Affiliation:
1. Department of Transfusion Medicine, Precision Medicine—Biological Resource Center Fondazione IRCCS Ca' Granda Ospedale Maggiore Policlinico Milan Italy
2. Department of Medical Sciences University of Turin Turin Italy
3. Department of Pharmaceutical Sciences Università degli Studi di Milano Milan Italy
Abstract
AbstractMetabolic dysfunction–associated steatotic liver disease (MASLD, previously termed NAFLD, nonalcoholic fatty liver disease) is a complex multifactorial disease showing generally higher prevalence and severity in men than in women. With respect to women, men are also more prone to develop metabolic dysfunction–associated steatohepatitis, fibrosis and liver‐related complications.

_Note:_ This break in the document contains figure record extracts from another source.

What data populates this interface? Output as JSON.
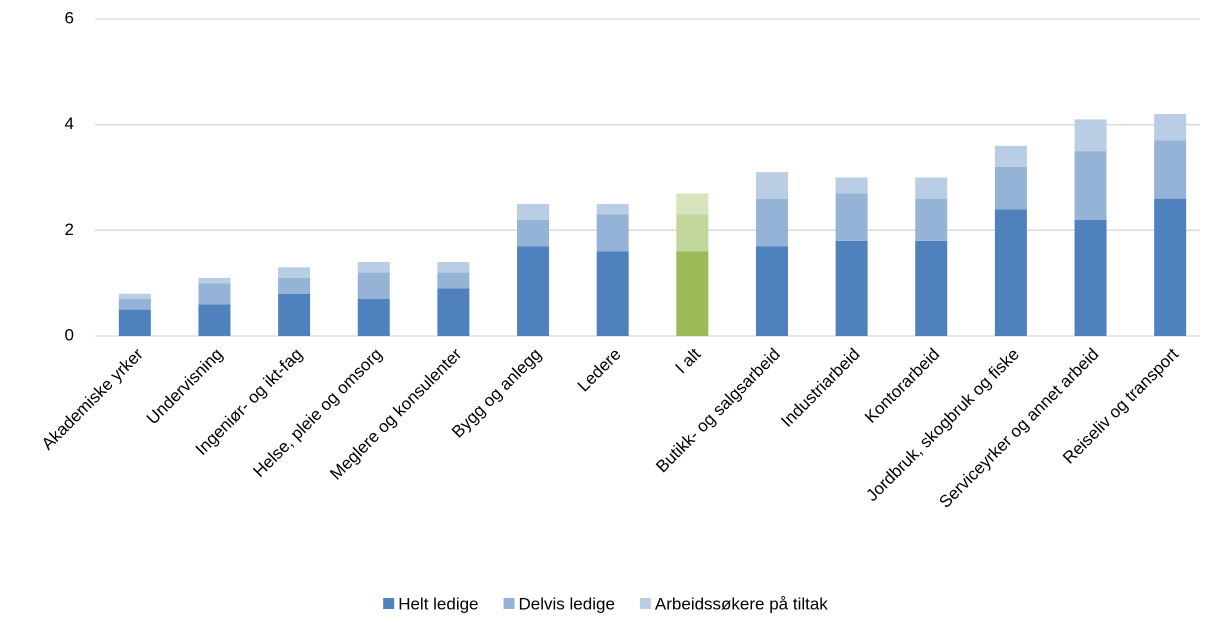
{
  "chart_data": {
    "type": "stacked_bar",
    "categories": [
      "Akademiske yrker",
      "Undervisning",
      "Ingeniør- og ikt-fag",
      "Helse, pleie og omsorg",
      "Meglere og konsulenter",
      "Bygg og anlegg",
      "Ledere",
      "I alt",
      "Butikk- og salgsarbeid",
      "Industriarbeid",
      "Kontorarbeid",
      "Jordbruk, skogbruk og fiske",
      "Serviceyrker og annet arbeid",
      "Reiseliv og transport"
    ],
    "series": [
      {
        "name": "Helt ledige",
        "color": "#4f81bd",
        "values": [
          0.5,
          0.6,
          0.8,
          0.7,
          0.9,
          1.7,
          1.6,
          1.6,
          1.7,
          1.8,
          1.8,
          2.4,
          2.2,
          2.6
        ]
      },
      {
        "name": "Delvis ledige",
        "color": "#95b3d7",
        "values": [
          0.2,
          0.4,
          0.3,
          0.5,
          0.3,
          0.5,
          0.7,
          0.7,
          0.9,
          0.9,
          0.8,
          0.8,
          1.3,
          1.1
        ]
      },
      {
        "name": "Arbeidssøkere på tiltak",
        "color": "#b9cde5",
        "values": [
          0.1,
          0.1,
          0.2,
          0.2,
          0.2,
          0.3,
          0.2,
          0.4,
          0.5,
          0.3,
          0.4,
          0.4,
          0.6,
          0.5
        ]
      }
    ],
    "highlight": {
      "category": "I alt",
      "colors": [
        "#9bbb59",
        "#c3d69b",
        "#d7e4bd"
      ]
    },
    "ylim": [
      0,
      6
    ],
    "yticks": [
      0,
      2,
      4,
      6
    ],
    "grid": true,
    "legend": "bottom"
  }
}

Several genetic, hormonal, environmental and lifestyle factors may contribute to sex differences in MASLD development, progression and outcomes. However, after menopause, the sex‐specific prevalence of MASLD shows an opposite trend between men and women, pointing to the relevance of oestrogen signalling in the sexual dimorphism of MASLD. The patatin‐like phospholipase domain‐containing protein 3 (PNPLA3) gene, that encodes a triacylglycerol lipase that plays a crucial role in lipid metabolism, has emerged as a key player in the pathogenesis of MASLD, with the I148M variant being strongly associated with increased liver fat content and disease severity. Recent advances indicate that carrying the PNPLA3 I148M variant can be a risk factor for MASLD especially for women. To elucidate the molecular mechanisms underlying the sex‐specific role of PNPLA3 I148M in the development of MASLD, several in vitro, ex vivo and in vivo models have been developed.